Again Bell laughed. “Most certainly, monsieur! He is a real ghost—buried in Cimetière St-Pierre on the seventh of January, the day after Charging Elk came to live with you.”
“I must plead my ignorance, Monsieur Bell. If this Featherman died in January, wouldn’t the officials know it was him and not Charging Elk? I don’t understand how such a catastrophe could take place. It seems quite simple even to me, poor fishmonger that I am.”
Bell looked at the little Frenchman for a moment, a measuring gaze as he tried to decide how much he should tell him. He probably should tell him nothing, since he would have Charging Elk out of the Soulases’ lives forever in a day or two. But the fishmonger had been so good about everything, so patient, he deserved an explanation.
“I won’t mince words with you, my friend. My government suspects that the authorities here are covering up a monumental mistake, that they mistook Charging Elk for Featherman. The acte de décès that was filed in the archives in the name of Charging Elk should have been that of Featherman. The doctor who signed the certificate made a mistake. Simple as that.”

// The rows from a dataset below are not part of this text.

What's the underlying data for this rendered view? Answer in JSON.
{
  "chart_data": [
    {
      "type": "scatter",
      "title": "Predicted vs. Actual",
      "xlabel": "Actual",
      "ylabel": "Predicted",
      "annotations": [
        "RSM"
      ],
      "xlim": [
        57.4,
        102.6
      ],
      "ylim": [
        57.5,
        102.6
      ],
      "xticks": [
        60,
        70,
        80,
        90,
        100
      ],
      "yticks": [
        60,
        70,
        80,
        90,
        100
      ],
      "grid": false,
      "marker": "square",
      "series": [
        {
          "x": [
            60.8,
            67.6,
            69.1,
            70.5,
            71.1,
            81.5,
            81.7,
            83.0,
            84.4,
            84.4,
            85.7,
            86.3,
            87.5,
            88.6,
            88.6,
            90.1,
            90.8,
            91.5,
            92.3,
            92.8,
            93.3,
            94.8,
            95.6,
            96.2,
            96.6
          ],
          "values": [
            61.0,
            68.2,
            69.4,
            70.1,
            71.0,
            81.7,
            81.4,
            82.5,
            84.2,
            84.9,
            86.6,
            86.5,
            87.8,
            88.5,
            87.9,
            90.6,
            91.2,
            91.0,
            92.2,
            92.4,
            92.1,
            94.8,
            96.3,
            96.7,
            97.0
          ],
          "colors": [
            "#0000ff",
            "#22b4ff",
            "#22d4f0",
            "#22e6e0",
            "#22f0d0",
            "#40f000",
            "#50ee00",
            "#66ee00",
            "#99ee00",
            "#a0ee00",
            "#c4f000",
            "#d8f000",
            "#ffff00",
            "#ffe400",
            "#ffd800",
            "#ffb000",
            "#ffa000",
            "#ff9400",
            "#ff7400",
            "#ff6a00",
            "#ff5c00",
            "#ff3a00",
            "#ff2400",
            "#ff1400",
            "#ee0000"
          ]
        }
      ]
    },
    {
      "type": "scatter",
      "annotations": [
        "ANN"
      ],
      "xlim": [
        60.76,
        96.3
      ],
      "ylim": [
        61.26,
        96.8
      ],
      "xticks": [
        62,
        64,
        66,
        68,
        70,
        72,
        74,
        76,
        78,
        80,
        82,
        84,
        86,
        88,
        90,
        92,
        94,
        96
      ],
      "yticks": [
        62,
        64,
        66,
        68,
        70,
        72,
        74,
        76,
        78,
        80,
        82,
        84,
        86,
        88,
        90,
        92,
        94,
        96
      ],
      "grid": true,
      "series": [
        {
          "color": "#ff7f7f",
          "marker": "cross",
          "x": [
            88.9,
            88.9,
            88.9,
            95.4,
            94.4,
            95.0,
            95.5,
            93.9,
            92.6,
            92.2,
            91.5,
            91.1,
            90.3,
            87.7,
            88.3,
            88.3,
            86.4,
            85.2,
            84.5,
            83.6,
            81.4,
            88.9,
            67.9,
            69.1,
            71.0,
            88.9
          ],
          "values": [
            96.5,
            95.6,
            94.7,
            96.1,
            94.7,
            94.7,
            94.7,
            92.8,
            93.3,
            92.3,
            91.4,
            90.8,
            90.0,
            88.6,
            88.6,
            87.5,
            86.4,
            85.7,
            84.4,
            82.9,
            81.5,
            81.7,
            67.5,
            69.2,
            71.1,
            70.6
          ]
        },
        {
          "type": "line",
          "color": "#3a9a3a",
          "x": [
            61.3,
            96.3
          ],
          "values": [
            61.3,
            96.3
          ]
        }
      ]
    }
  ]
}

“But now they could correct it, yes?”
“In a way they have—just a little over a month after Featherman died, his death certificate quietly showed up in the records. So he is on record now. Trouble is, so is Charging Elk. According to your government, both are now dead. And as far as they are concerned, that is the end of the matter. I suppose you could say they corrected it in a way that would allow them to save face. We know that they engaged in this deception but we are powerless to prove it.” Bell leaned forward, his eyes firmly on René. “Unfortunately, we still have a very real indien on our hands.”
“Again, monsieur, forgive my ignorance, but couldn’t you just take Charging Elk to the proper bureaucrats and show him to them? Surely they would know that he is a Peau-Rouge and that he was a member of the Buffalo Bill show. How many indiens could there be in Marseille and how else could they have gotten here?”
Bell sighed. He was beginning to like the fishmonger more and more. For the first time since he had come to Marseille, he felt he was making a real human contact with a Frenchman, that they had something in common besides selfish interests. H
e reached for the bottle of brandy. “Do you mind?”
“No, no, please, Monsieur Bell. Forgive me.”
Bell poured them both a healthy splash of the amber liquid. Then he sat back and again measured the Frenchman with a long gaze. Something was happening here. Bell was getting a feeling that things might work out—if he judged this man right. “Two things about that worry me.” Bell had unconsciously thrown off the mantle of the company man, the pretext that anyone in the consulate cared about the Indian but himself. “One, I’m quite sure they would refuse to acknowledge that the man standing before them was Charging Elk, or even an indien. And two, I’m afraid that if by chance they did acknowledge him, they might just throw him back in jail. So, you see, damned if you do, damned if you don’t.” Bell wondered if he had phrased the last part right, or if it even made any sense in French.
But René had been doing some thinking even as he listened to the American. “So what will become of Charging Elk?”
“Well, at this point I am trying to make arrangements with our embassy in Paris. I would like to see them make an international fuss about this. As you see, we seem to get nowhere on the local level.” Bell finished his brandy in one swallow. “But the important thing right now is to resituate Charging Elk. We have imposed on you and your family far too long already, for which we will remain in your debt long after this is over.”
“But where would you put him?”
“We have made arrangements for a small room not too far from us. Now that the weather has warmed up, he can do odd jobs on the consulate grounds. I’m confident we can clear up this matter in a few weeks. Then we can send the poor devil home—or at least to rejoin the Wild West show, which is now in Germany or Austria.” Bell stood up and took a last look at the geraniums on the stucco wall. The Armagnac had given him a slight headache. Without looking at René, he said, “God, what a mess we bureaucrats can create.”